OBJECTIVE: Adequate platelet reactivity is required for maintaining hemostasis. However, excessive platelet reactivity can also lead to the formation of occlusive thrombi. Platelet 12(S)-lipoxygenase (12-LOX), an oxygenase highly expressed in the platelet, has been demonstrated to regulate platelet function and thrombosis ex vivo, supporting a key role for 12-LOX in the regulation of in vivo thrombosis. However, the ability to pharmacologically target 12-LOX in vivo has not been established to date. Here, we studied the effect of the first highly selective 12-LOX inhibitor, ML355, on in vivo thrombosis and hemostasis. APPROACH AND RESULTS: ML355 dose-dependently inhibited human platelet aggregation and 12-LOX oxylipin production, as confirmed by mass spectrometry. Interestingly, the antiplatelet effects of ML355 were reversed after exposure to high concentrations of thrombin in vitro. Ex vivo flow chamber assays confirmed that human platelet adhesion and thrombus formation at arterial shear over collagen were attenuated in whole blood treated with ML355 comparable to aspirin. Oral administration of ML355 in mice showed reasonable plasma drug levels by pharmacokinetic assessment. ML355 treatment impaired thrombus growth and vessel occlusion in FeCl3-induced mesenteric and laser-induced cremaster arteriole thrombosis models in mice. Importantly, hemostatic plug formation and bleeding after treatment with ML355 was minimal in mice in response to laser ablation on the saphenous vein or in a cremaster microvasculature laser-induced rupture model. CONCLUSIONS: Our data strongly support 12-LOX as a key determinant of platelet reactivity in vivo, and inhibition of platelet 12-LOX with ML355 may represent a new class of antiplatelet therapy.

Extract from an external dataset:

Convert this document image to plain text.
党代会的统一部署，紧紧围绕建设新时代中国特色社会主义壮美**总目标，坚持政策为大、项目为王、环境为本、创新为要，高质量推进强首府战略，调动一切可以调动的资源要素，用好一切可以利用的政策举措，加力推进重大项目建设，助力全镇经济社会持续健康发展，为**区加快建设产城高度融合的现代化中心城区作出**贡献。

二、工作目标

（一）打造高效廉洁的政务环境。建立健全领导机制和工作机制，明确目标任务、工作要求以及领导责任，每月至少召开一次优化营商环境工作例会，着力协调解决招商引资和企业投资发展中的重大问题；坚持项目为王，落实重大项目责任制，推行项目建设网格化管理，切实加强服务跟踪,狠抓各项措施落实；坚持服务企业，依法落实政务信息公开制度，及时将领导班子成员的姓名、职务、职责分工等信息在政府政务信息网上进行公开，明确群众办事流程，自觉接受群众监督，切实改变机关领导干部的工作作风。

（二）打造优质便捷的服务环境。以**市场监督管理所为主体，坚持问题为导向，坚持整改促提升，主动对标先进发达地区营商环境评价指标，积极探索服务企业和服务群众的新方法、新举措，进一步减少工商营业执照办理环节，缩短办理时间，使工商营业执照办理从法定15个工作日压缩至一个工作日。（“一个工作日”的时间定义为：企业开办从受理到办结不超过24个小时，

12-Lipoxygenase Inhibitor Improves Functions of Cytokine-Treated Human Islets and Type 2 Diabetic Islets.[Pubmed:28609824]
J Clin Endocrinol Metab. 2017 Aug 1;102(8):2789-2797.
Context: The 12-lipoxygenase (12-LO) pathway produces proinflammatory metabolites, and its activation is implicated in islet inflammation associated with type 1 and type 2 diabetes (T2D). Objectives: We aimed to test the efficacy of ML355, a highly selective, small molecule inhibitor of 12-LO, for the preservation of islet function. Design: Human islets from nondiabetic donors were incubated with a mixture of tumor necrosis factor alpha , interluekin-1beta, and interferon-gamma to model islet inflammation. Cytokine-treated islets and human islets from T2D donors were incubated in the presence and absence of ML355. Setting: In vitro study. Participants: Human islets from organ donors aged >20 years of both sexes and any race were used. T2D status was defined from either medical history or most recent hemoglobin A1c value >6.5%. Intervention: Glucose stimulation. Main Outcome Measures: Static and dynamic insulin secretion and oxygen consumption rate (OCR). Results: ML355 prevented the reduction of insulin secretion and OCR in cytokine-treated human islets and improved both parameters in human islets from T2D donors. Conclusions: ML355 was efficacious in improving human islet function after cytokine treatment and in T2D islets in vitro. The study suggests that the blockade of the 12-LO pathway may serve as a target for both form of diabetes and provides the basis for further study of this small molecule inhibitor in vivo.